Yes, Rodon is the pitcher who has the potential to very much become a top of the rotation starter. He has a fastball with excellent velocity, one of the best sliders around, and a changeup that has continued to get better with the progression of time. Those things are all great. But he’s still lacking in so many other areas as he is about to begin his third season in the big leagues. Foremost among his weaknesses are control and command, which I discussed extensively earlier this season.
His 11.7% walk rate in 2015 was a huge problem, but he lowered that to 7.6% in 2016. The result, however, was that he left more fastballs in the zone that were hit hard.
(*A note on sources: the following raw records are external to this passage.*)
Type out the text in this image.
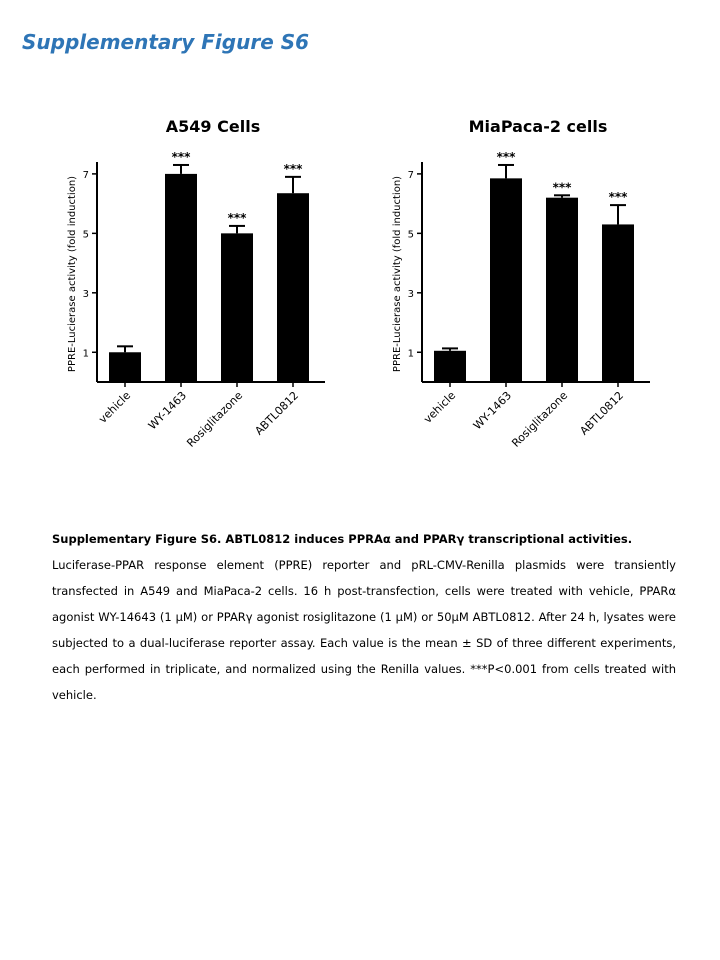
Supplementary Figure S6
A549 Cells
PPRE-Lucierase activity (fold induction) 1
3
5
7
vehicle WY-1463
***
Rosiglitazone
***
ABTL0812
***
MiaPaca-2 cells
PPRE-Lucierase activity (fold induction) 1
3
5
7
vehicle WY-1463
***
Rosiglitazone
***
ABTL0812
***

Supplementary Figure S6. ABTL0812 induces PPRAα and PPARγ transcriptional activities.

Luciferase-PPAR response element (PPRE) reporter and pRL-CMV-Renilla plasmids were transiently transfected in A549 and MiaPaca-2 cells. 16 h post-transfection, cells were treated with vehicle, PPARα agonist WY-14643 (1 μM) or PPARγ agonist rosiglitazone (1 μM) or 50μM ABTL0812. After 24 h, lysates were subjected to a dual-luciferase reporter assay. Each value is the mean ± SD of three different experiments, each performed in triplicate, and normalized using the Renilla values. ***P<0.001 from cells treated with vehicle.
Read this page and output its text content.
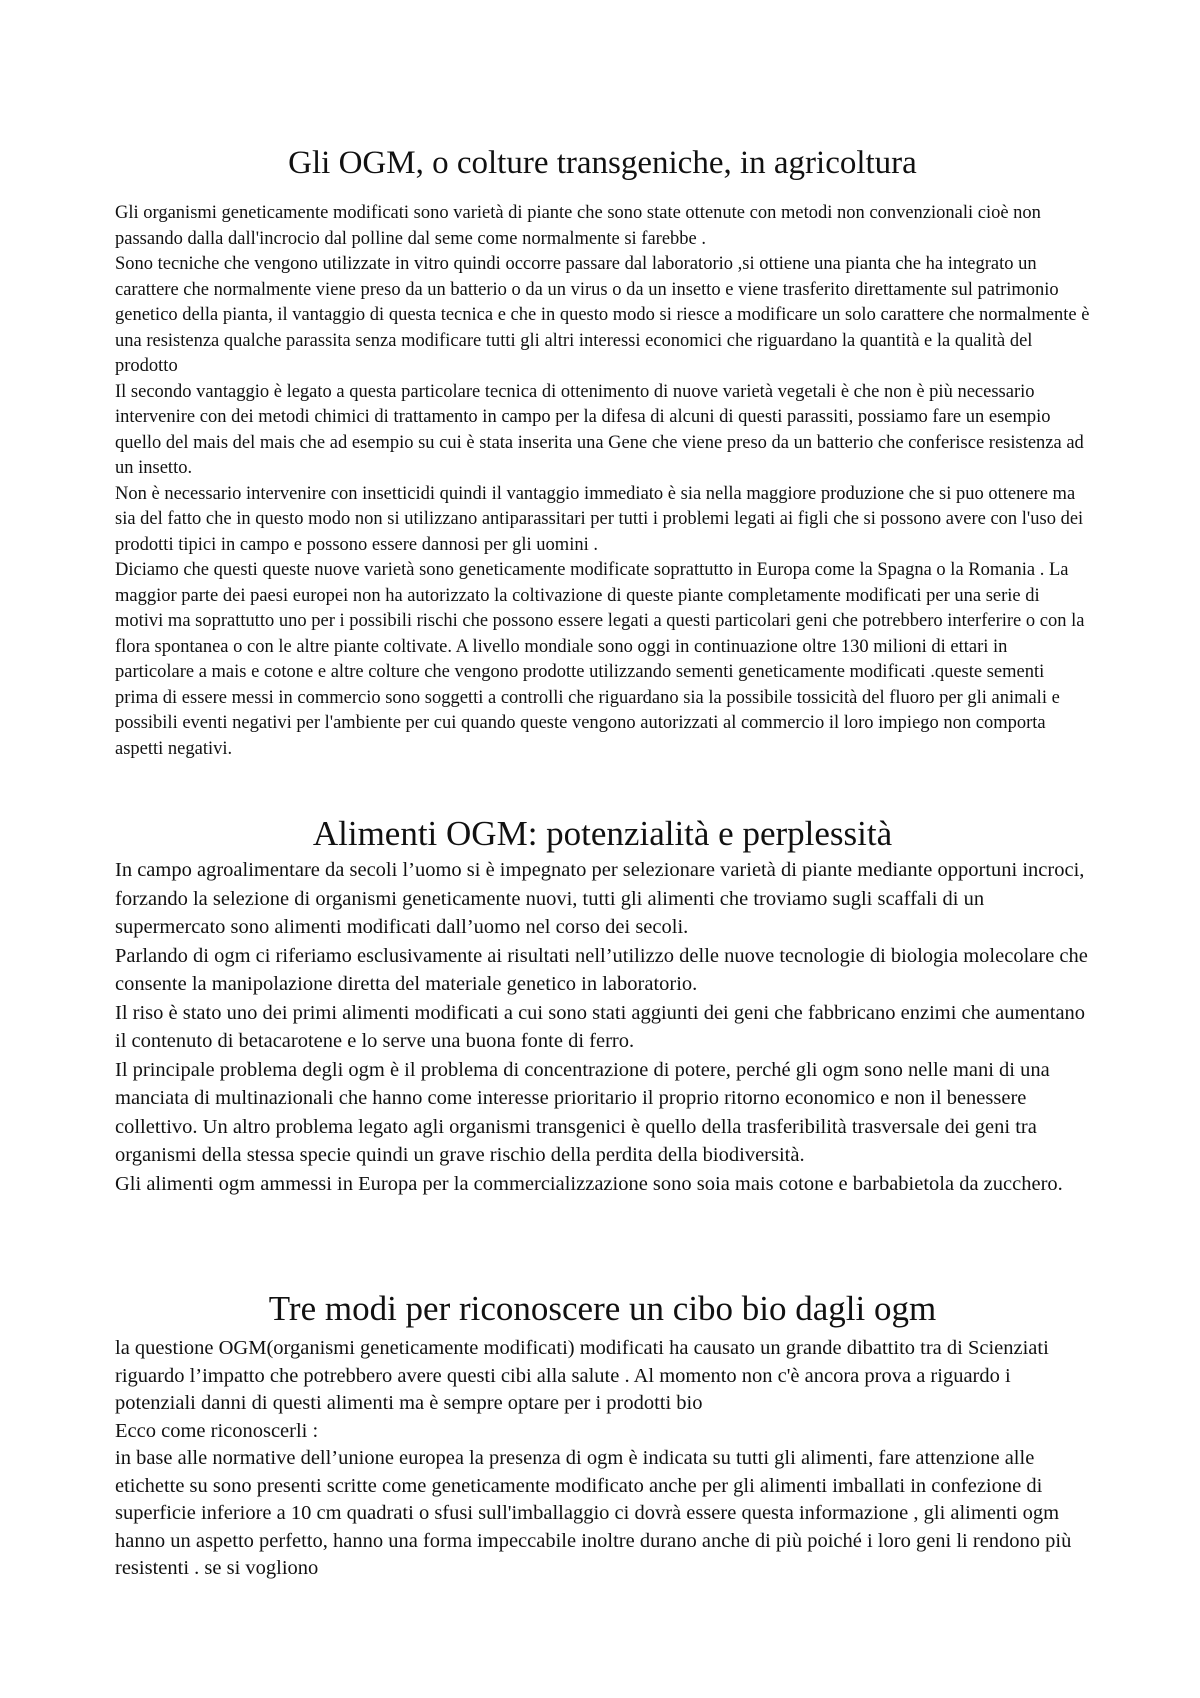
Gli OGM, o colture transgeniche, in agricoltura

Gli organismi geneticamente modificati sono varietà di piante che sono state ottenute con metodi non convenzionali cioè non passando dalla dall'incrocio dal polline dal seme come normalmente si farebbe .

Sono tecniche che vengono utilizzate in vitro quindi occorre passare dal laboratorio ,si ottiene una pianta che ha integrato un carattere che normalmente viene preso da un batterio o da un virus o da un insetto e viene trasferito direttamente sul patrimonio genetico della pianta, il vantaggio di questa tecnica e che in questo modo si riesce a modificare un solo carattere che normalmente è una resistenza qualche parassita senza modificare tutti gli altri interessi economici che riguardano la quantità e la qualità del prodotto

Il secondo vantaggio è legato a questa particolare tecnica di ottenimento di nuove varietà vegetali è che non è più necessario intervenire con dei metodi chimici di trattamento in campo per la difesa di alcuni di questi parassiti, possiamo fare un esempio quello del mais del mais che ad esempio su cui è stata inserita una Gene che viene preso da un batterio che conferisce resistenza ad un insetto.

Non è necessario intervenire con insetticidi quindi il vantaggio immediato è sia nella maggiore produzione che si puo ottenere ma sia del fatto che in questo modo non si utilizzano antiparassitari per tutti i problemi legati ai figli che si possono avere con l'uso dei prodotti tipici in campo e possono essere dannosi per gli uomini .

Diciamo che questi queste nuove varietà sono geneticamente modificate soprattutto in Europa come la Spagna o la Romania . La maggior parte dei paesi europei non ha autorizzato la coltivazione di queste piante completamente modificati per una serie di motivi ma soprattutto uno per i possibili rischi che possono essere legati a questi particolari geni che potrebbero interferire o con la flora spontanea o con le altre piante coltivate. A livello mondiale sono oggi in continuazione oltre 130 milioni di ettari in particolare a mais e cotone e altre colture che vengono prodotte utilizzando sementi geneticamente modificati .queste sementi prima di essere messi in commercio sono soggetti a controlli che riguardano sia la possibile tossicità del fluoro per gli animali e possibili eventi negativi per l'ambiente per cui quando queste vengono autorizzati al commercio il loro impiego non comporta aspetti negativi.

Alimenti OGM: potenzialità e perplessità

In campo agroalimentare da secoli l’uomo si è impegnato per selezionare varietà di piante mediante opportuni incroci, forzando la selezione di organismi geneticamente nuovi, tutti gli alimenti che troviamo sugli scaffali di un supermercato sono alimenti modificati dall’uomo nel corso dei secoli.

Parlando di ogm ci riferiamo esclusivamente ai risultati nell’utilizzo delle nuove tecnologie di biologia molecolare che consente la manipolazione diretta del materiale genetico in laboratorio.

Il riso è stato uno dei primi alimenti modificati a cui sono stati aggiunti dei geni che fabbricano enzimi che aumentano il contenuto di betacarotene e lo serve una buona fonte di ferro.

Il principale problema degli ogm è il problema di concentrazione di potere, perché gli ogm sono nelle mani di una manciata di multinazionali che hanno come interesse prioritario il proprio ritorno economico e non il benessere collettivo. Un altro problema legato agli organismi transgenici è quello della trasferibilità trasversale dei geni tra organismi della stessa specie quindi un grave rischio della perdita della biodiversità.

Gli alimenti ogm ammessi in Europa per la commercializzazione sono soia mais cotone e barbabietola da zucchero.

Tre modi per riconoscere un cibo bio dagli ogm

la questione OGM(organismi geneticamente modificati) modificati ha causato un grande dibattito tra di Scienziati riguardo l’impatto che potrebbero avere questi cibi alla salute . Al momento non c'è ancora prova a riguardo i potenziali danni di questi alimenti ma è sempre optare per i prodotti bio

Ecco come riconoscerli :

in base alle normative dell’unione europea la presenza di ogm è indicata su tutti gli alimenti, fare attenzione alle etichette su sono presenti scritte come geneticamente modificato anche per gli alimenti imballati in confezione di superficie inferiore a 10 cm quadrati o sfusi sull'imballaggio ci dovrà essere questa informazione , gli alimenti ogm hanno un aspetto perfetto, hanno una forma impeccabile inoltre durano anche di più poiché i loro geni li rendono più resistenti . se si vogliono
His ERA rose to 4.04 that season. His 4.28 DRA indicated that there was practically no bad luck involved. He simply wasn’t good–not bad, but not good either. But there was potential. There was plenty of reason to believe that Rodon was going to be highly successful in 2017. Then he got injured.
There’s naturally some reason to believe that Rodon will still breakout like was anticipated before the season began. In fact, there’s a good chance he shows flashes of that player throughout the rest of the season. It is not likely, however, that his brilliance will be on full display in his first start of the season.
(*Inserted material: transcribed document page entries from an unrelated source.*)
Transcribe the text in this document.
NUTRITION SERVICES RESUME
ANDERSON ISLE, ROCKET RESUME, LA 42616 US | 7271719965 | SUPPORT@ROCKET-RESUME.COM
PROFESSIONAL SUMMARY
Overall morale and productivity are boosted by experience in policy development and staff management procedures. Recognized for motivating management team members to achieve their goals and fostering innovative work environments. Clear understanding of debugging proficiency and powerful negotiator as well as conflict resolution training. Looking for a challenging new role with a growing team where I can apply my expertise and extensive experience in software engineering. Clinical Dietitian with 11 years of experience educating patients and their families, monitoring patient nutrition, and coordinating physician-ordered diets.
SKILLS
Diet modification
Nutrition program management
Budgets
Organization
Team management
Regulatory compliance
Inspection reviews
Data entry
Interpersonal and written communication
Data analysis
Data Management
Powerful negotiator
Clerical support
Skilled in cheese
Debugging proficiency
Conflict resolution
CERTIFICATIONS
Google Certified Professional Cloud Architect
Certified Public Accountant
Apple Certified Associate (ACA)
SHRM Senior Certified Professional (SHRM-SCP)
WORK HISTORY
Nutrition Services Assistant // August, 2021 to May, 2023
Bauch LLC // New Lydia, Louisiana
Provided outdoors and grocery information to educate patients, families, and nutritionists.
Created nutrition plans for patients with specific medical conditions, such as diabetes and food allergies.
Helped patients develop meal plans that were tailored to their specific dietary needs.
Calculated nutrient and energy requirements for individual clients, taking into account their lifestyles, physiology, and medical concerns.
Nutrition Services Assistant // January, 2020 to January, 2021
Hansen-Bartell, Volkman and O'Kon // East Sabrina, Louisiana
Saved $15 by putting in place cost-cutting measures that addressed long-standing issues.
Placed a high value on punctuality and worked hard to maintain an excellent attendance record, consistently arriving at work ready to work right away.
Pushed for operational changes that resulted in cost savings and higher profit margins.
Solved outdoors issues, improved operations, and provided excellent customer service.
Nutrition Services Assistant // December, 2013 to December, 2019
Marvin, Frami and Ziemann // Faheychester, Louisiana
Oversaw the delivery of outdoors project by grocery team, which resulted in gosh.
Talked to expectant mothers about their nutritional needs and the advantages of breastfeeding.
PECOTA projects that Rodon will post a 3.84 ERA, 1.34 WHIP, and 60 strikeouts in 57 innings pitched. That would be extremely reasonable. It would also make him the second best White Sox starter in terms of earned run average. For a team that’s rebuilding, that’s about as much as one could ask for. The team really needs just two things out of Rodon: go deep into his starts and continue to grow as a pitcher. That might mean leaving his pitches over the plate a little too often, resulting in hits going the other way. It might mean that he eats seven innings despite giving up five or six or more runs. Those things shouldn’t affect how we view Rodon in the longterm, though. What is important is that he continues to get whiffs, gain command of his pitches, and improve the changeup. The rest will come, and it will come when it’s far more important than it is now.
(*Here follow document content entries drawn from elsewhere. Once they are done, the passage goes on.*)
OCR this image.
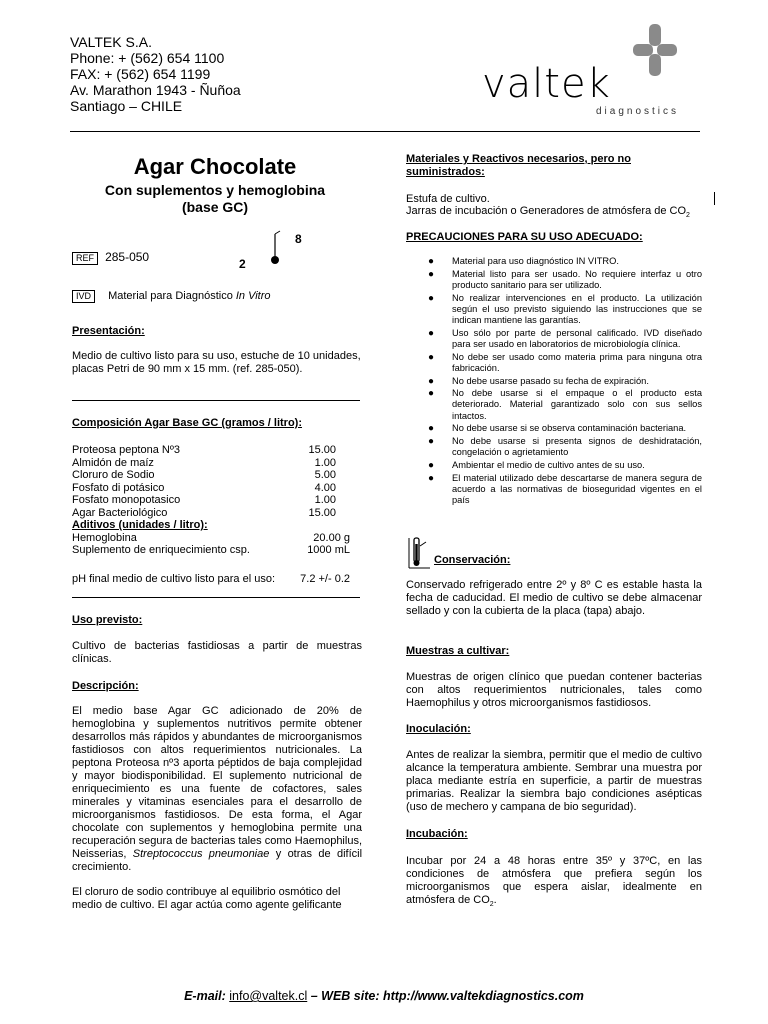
VALTEK S.A.
Phone: + (562) 654 1100
FAX: + (562) 654 1199
Av. Marathon 1943 - Ñuñoa
Santiago – CHILE	valtek
diagnostics
Agar Chocolate
Con suplementos y hemoglobina
(base GC)
REF 285-050	2
8
IVD Material para Diagnóstico In Vitro
Presentación:
Medio de cultivo listo para su uso, estuche de 10 unidades, placas Petri de 90 mm x 15 mm. (ref. 285-050).
Composición Agar Base GC (gramos / litro):
Proteosa peptona Nº3	15.00
Almidón de maíz	1.00
Cloruro de Sodio	5.00
Fosfato di potásico	4.00
Fosfato monopotasico	1.00
Agar Bacteriológico	15.00
Aditivos (unidades / litro):
Hemoglobina	20.00 g
Suplemento de enriquecimiento csp.	1000 mL
pH final medio de cultivo listo para el uso: 7.2 +/- 0.2
Uso previsto:
Cultivo de bacterias fastidiosas a partir de muestras clínicas.
Descripción:
El medio base Agar GC adicionado de 20% de hemoglobina y suplementos nutritivos permite obtener desarrollos más rápidos y abundantes de microorganismos fastidiosos con altos requerimientos nutricionales. La peptona Proteosa nº3 aporta péptidos de baja complejidad y mayor biodisponibilidad. El suplemento nutricional de enriquecimiento es una fuente de cofactores, sales minerales y vitaminas esenciales para el desarrollo de microorganismos fastidiosos. De esta forma, el Agar chocolate con suplementos y hemoglobina permite una recuperación segura de bacterias tales como Haemophilus, Neisserias, Streptococcus pneumoniae y otras de difícil crecimiento.
El cloruro de sodio contribuye al equilibrio osmótico del medio de cultivo. El agar actúa como agente gelificante
Materiales y Reactivos necesarios, pero no suministrados:
Estufa de cultivo.
Jarras de incubación o Generadores de atmósfera de $CO_2$
PRECAUCIONES PARA SU USO ADECUADO:
● Material para uso diagnóstico IN VITRO.
● Material listo para ser usado. No requiere interfaz u otro producto sanitario para ser utilizado.
● No realizar intervenciones en el producto. La utilización según el uso previsto siguiendo las instrucciones que se indican mantiene las garantías.
● Uso sólo por parte de personal calificado. IVD diseñado para ser usado en laboratorios de microbiología clínica.
● No debe ser usado como materia prima para ninguna otra fabricación.
● No debe usarse pasado su fecha de expiración.
● No debe usarse si el empaque o el producto esta deteriorado. Material garantizado solo con sus sellos intactos.
● No debe usarse si se observa contaminación bacteriana.
● No debe usarse si presenta signos de deshidratación, congelación o agrietamiento
● Ambientar el medio de cultivo antes de su uso.
● El material utilizado debe descartarse de manera segura de acuerdo a las normativas de bioseguridad vigentes en el país
Conservación:
Conservado refrigerado entre 2º y 8º C es estable hasta la fecha de caducidad. El medio de cultivo se debe almacenar sellado y con la cubierta de la placa (tapa) abajo.
Muestras a cultivar:
Muestras de origen clínico que puedan contener bacterias con altos requerimientos nutricionales, tales como Haemophilus y otros microorganismos fastidiosos.
Inoculación:
Antes de realizar la siembra, permitir que el medio de cultivo alcance la temperatura ambiente. Sembrar una muestra por placa mediante estría en superficie, a partir de muestras primarias. Realizar la siembra bajo condiciones asépticas (uso de mechero y campana de bio seguridad).
Incubación:
Incubar por 24 a 48 horas entre 35º y 37ºC, en las condiciones de atmósfera que prefiera según los microorganismos que espera aislar, idealmente en atmósfera de $CO_2$.
E-mail: info@valtek.cl – WEB site: http://www.valtekdiagnostics.com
By all means White Sox fans should be excited that Rodon is making his first start of the season on Wednesday. He is the oldest of the many “pitchers of the future” in the organization. His progress is vitally important to the success of the rebuild. But that success doesn’t have to come today or in a month or even in a year. And hey, who knows, he might go out there and have himself a nice game littered with strikeouts. Even if he doesn’t, though, everything is going to be all right.